[Taxacom] Hedges /Kumar (eds) The Timetree of Life
Sergio Vargas
sevragorgia at gmail.com
Sat May 21 14:50:35 CDT 2011
Hi,
>Panbiogeographic methodology does not assume dispersal or vicariance.
nice, yet another assumption free method... how do you identify what
happened in the absence of a null model? and,
if does not assume dispersal or vicariance, could panbiogeography ever
conclude that dispersal was responsible for anything?
>Which information specifically?
cladograms, to direct the graphs.
>This is bizarre beyond belief. This would get a zero on an exam question.

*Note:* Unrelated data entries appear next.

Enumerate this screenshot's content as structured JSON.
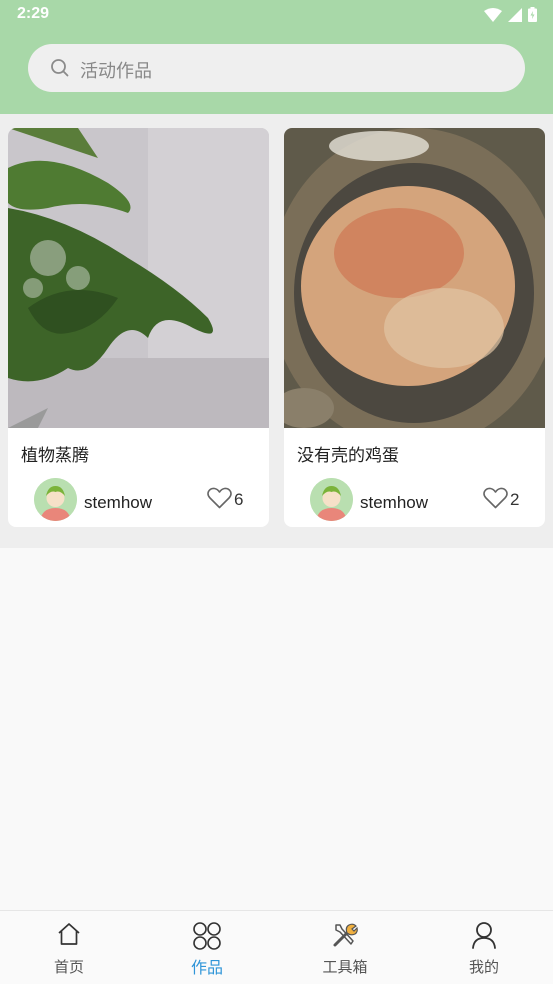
{
  "status_bar": {
    "time": "2:29"
  },
  "search": {
    "placeholder": "活动作品"
  },
  "works": [
    {
      "title": "植物蒸腾",
      "author": "stemhow",
      "likes": "6"
    },
    {
      "title": "没有壳的鸡蛋",
      "author": "stemhow",
      "likes": "2"
    }
  ],
  "nav": {
    "items": [
      {
        "label": "首页",
        "icon": "home-icon"
      },
      {
        "label": "作品",
        "icon": "works-grid-icon",
        "active": true
      },
      {
        "label": "工具箱",
        "icon": "toolbox-icon"
      },
      {
        "label": "我的",
        "icon": "profile-icon"
      }
    ]
  },
  "colors": {
    "header": "#a8d8a8",
    "accent": "#2f95d8"
  }
}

good that you are not grading me! :-)
>Again bizarre stuff. Obviously never even read Craw et al (1999).
nop, too expensive for me. Do you need a phylogeny to draw a track? I
thought you didn't, but I haven't read Craw et al. 1999, my bad.
>It does not matter whether [dispersal] its random or not.
ok, is even simpler: dispersal never ever happened. Getting nervous...
>You 'think'?
I guess?
>If one read dispersalist theory one usually finds that the underlying
dispersalist objection lies
>in a rejection of spatial information in biogeographic analysis.
Anything else is ok - whether it
>be fossils, molecular divergence dates, belief in means of dispersal
or centers of origin. Anything
>at all, as long as it is not geography.
and so? panbiogeographers reject anything else and accept only
geography? getting more nervous...
>Another problem? Oh goody.
well, it is actually a major problem. At least for people using
compatibility to find generalized tracks.
>Since when is clique analysis the only panbiogeographic method?
well, it has been used frequently to find generalized tracks, even if it
assumes vicariance
(and panbiogeography apparently doesn't).
I guess, I'll have to read Craw et al. 1999.